El caso de Pedro Sánchez y Pablo Iglesias en la gestión del coronavirus ha provocado un fuerte acceso de melancolía -¡qué fino me he vuelto!- entre la población española.

Suele pasar algo de eso cuando encierras a la gente en una celda, aunque esa celda sea su hogar. Y suele pasar algo parecido cuando tú mismo, desde Moncloa, has propiciado una crisis económica profunda. Cuando anulas la movilidad, anulas la economía. A partir de ahí tienes dos tipos de empresa: las que tenían ahorros que sustituyen por ingresos, o que al menos pueden endeudarse. Y las que viven al día.
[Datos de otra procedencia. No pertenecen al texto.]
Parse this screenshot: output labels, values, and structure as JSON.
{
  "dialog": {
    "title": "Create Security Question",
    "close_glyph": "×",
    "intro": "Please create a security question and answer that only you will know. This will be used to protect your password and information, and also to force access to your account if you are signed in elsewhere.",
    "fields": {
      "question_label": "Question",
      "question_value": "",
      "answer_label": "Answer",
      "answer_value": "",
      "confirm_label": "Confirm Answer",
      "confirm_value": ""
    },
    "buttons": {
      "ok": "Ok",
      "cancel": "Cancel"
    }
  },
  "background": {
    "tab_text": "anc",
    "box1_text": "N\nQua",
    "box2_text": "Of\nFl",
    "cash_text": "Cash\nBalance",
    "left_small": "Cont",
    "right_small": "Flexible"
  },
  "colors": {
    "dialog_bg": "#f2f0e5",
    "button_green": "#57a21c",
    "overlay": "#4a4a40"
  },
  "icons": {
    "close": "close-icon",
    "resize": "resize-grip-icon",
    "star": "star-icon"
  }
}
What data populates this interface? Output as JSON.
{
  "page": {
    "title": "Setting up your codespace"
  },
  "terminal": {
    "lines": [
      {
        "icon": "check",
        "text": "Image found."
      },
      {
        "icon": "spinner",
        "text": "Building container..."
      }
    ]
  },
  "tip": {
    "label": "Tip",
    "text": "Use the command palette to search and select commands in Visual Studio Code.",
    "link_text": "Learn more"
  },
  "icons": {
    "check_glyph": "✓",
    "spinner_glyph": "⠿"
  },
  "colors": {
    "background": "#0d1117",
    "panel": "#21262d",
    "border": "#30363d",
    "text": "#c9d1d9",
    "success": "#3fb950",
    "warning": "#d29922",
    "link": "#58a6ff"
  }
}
Estas se hunden, y suelen ser las pequeñas, con menos ahorro pero mucho más productivas que las grandes. Ya saben: todo lo grande es ingobernable.

Y hablamos de una crisis de demanda, que son las peores, las que escapan a todo tipo de buena gestión: ¿de qué vale hacer un buen producto, competitivo, si la gente que lo necesita no tiene dinero para comprarlo?

Ojo, y esto no debe llevar a darle dinero al personal a cambio de nada, que ya veo a don Pablo Iglesias, ilustre economista, asegurando que las crisis de demanda se curan subvencionando al demandante de por vida. No, las crisis de demanda se curan creado puesto de trabajo, no limosnas.

Ahora bien, lo peor es que, no el coronavirus, sino el confinamiento, ha provocado una depresión profunda que recorre media España. A lo mejor es el momento de recordar que la vida es muy bonita. Por eso, nadie quiere perderla.

El problema actual de España no es la crispación, eso es un invento de la izquierda, siempre alérgica a la crítica. No, el verdadero problema es la desesperanza… que está cundiendo por todo el territorio nacional.

El problema es la desesperanza, teñido con una miajita de histeria y dos gramos de miedo. Y es problema grave.